The cybercrime ecosystem
As soon as it’s feasible that a suitably skilled offender could perform each of the functions, it’s highly improbable. To reduce the probability of being caught, offender groups tend to develop and master specialist skills for various phases of an attack. These groups benefit from this inter-dependency, as it offsets criminal liability at every stage.
And there are lots of specialisations in the cybercrime underworld. You will find spammers, who hire out spamware-as-a-service software that phishers, scammers, and fraudsters use to steal people’s credentials, and databrokers who trade these stolen information on the dark web.
They might be purchased by”initial access agents”, who focus in gaining initial accessibility to computer systems before selling on those access details to prospective ransomware attackers. These attackers frequently engage with crimeware-as-a-service agents, who hire out ransomware-as-a-service software as well as other malicious malware.
To coordinate these groups, darkmarketeers deliver online markets where criminals can openly sell or trade services, usually via the Tor network on the dark web. Monetisers are there to launder cryptocurrency and turn it into fiat currency, while negotiators, symbolizing both victim and offender, are hired to repay the ransom amount.
This ecosystem is constantly evolving. By way of example, a recent development has been the development of the”ransomware consultant”, who collects a fee for advising inmates at key phases of an attack.

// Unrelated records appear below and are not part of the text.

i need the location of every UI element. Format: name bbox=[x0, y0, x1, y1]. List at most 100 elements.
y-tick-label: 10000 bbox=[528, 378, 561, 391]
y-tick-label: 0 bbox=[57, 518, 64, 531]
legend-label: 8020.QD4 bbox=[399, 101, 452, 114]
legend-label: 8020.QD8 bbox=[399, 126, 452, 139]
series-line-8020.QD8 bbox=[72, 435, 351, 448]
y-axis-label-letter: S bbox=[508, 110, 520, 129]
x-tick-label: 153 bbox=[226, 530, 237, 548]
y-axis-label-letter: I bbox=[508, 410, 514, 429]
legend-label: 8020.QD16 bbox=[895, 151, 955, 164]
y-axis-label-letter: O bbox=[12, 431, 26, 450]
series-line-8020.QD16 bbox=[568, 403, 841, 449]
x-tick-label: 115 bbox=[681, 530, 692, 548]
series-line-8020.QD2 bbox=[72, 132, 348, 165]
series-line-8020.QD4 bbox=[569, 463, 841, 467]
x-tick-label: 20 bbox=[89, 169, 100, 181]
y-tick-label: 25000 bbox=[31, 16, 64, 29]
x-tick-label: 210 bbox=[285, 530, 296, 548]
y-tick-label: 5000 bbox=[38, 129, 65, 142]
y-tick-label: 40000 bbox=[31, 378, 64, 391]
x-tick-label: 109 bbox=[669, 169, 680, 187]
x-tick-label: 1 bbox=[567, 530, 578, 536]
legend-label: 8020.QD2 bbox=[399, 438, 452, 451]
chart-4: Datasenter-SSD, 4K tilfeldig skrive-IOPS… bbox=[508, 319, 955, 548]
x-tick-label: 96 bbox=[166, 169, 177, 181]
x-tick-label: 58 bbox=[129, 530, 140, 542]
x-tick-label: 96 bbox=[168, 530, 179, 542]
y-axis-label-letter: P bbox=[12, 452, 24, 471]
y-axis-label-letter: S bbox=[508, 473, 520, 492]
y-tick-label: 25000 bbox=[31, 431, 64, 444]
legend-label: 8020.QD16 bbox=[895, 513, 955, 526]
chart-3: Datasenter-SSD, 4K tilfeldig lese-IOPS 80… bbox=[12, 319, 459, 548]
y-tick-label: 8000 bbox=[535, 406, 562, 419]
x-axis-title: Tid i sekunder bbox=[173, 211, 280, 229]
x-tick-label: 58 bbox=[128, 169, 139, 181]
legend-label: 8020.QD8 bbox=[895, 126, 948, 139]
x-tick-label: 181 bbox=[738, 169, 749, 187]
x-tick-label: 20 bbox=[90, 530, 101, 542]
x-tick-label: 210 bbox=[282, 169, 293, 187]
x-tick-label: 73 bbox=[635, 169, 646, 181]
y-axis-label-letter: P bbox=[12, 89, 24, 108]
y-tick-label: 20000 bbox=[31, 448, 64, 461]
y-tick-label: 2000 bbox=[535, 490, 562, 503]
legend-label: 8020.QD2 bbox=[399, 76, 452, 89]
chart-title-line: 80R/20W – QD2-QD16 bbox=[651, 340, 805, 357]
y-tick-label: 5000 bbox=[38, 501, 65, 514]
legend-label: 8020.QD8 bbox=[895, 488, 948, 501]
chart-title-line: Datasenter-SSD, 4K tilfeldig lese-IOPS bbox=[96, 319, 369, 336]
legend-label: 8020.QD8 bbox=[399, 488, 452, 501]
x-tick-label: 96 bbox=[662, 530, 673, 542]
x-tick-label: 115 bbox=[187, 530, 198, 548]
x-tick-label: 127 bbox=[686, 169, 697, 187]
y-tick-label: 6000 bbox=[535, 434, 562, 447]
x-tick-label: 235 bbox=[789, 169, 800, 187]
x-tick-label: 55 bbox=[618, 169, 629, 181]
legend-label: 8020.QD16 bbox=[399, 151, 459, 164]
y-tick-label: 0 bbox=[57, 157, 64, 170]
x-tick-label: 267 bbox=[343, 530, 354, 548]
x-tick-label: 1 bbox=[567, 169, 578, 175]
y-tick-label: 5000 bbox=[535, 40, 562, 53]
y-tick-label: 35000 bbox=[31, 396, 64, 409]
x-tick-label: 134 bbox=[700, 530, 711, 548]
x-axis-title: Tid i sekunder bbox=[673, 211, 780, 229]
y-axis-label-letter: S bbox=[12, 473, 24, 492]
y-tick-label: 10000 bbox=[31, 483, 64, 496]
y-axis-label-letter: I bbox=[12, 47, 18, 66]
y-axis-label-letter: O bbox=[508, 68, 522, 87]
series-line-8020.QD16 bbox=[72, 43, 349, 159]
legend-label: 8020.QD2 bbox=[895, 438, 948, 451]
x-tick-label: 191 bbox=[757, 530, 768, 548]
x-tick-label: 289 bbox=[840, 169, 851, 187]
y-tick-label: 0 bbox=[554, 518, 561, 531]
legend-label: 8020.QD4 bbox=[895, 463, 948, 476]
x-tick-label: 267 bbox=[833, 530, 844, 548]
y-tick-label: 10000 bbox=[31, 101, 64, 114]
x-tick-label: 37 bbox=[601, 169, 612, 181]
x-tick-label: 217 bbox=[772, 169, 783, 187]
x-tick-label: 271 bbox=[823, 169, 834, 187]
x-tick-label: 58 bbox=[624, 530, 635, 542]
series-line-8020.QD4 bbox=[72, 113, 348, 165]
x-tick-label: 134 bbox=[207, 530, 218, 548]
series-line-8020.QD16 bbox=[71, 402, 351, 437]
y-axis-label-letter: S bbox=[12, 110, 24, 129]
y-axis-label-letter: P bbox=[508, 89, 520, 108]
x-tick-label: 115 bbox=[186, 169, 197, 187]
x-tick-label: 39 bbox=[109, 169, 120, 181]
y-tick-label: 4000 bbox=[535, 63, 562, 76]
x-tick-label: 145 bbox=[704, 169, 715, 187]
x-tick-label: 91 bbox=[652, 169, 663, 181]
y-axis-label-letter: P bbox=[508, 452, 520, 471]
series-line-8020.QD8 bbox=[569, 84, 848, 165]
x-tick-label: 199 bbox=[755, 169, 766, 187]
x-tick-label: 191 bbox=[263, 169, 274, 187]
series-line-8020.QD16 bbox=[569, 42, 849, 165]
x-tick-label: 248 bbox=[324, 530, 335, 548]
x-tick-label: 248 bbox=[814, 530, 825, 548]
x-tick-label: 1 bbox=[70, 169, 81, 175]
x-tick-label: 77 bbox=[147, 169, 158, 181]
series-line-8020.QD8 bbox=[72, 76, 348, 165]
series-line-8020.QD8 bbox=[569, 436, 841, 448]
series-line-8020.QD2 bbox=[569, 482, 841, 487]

Governments and law enforcement agencies seem to be ramping up their efforts to handle ransomware offenders, after a year blighted with their continuing attacks. As the G7 met in Cornwall in June 2021, Ukrainian and South Korean police forces coordinated to detain elements of the infamous CL0P ransomware gang. In precisely the same week, Russian federal Oleg Koshkin was convicted by a US court for running a malware encryption service which criminal groups use to perform cyberattacks without being detected by anti virus solutions.
While these improvements are promising, ransomware strikes are a intricate crime involving a distributed network of criminals. As the criminals have honed their methods, law enforcers and cybersecurity experts have attempted to maintain pace. Nevertheless, the relative inflexibility of policing structures, and the lack of a key offender (Mr or Mrs Big) to detain, may keep them one step behind the cybercriminals — even when an extradition treaty is struck between the united states and Russia.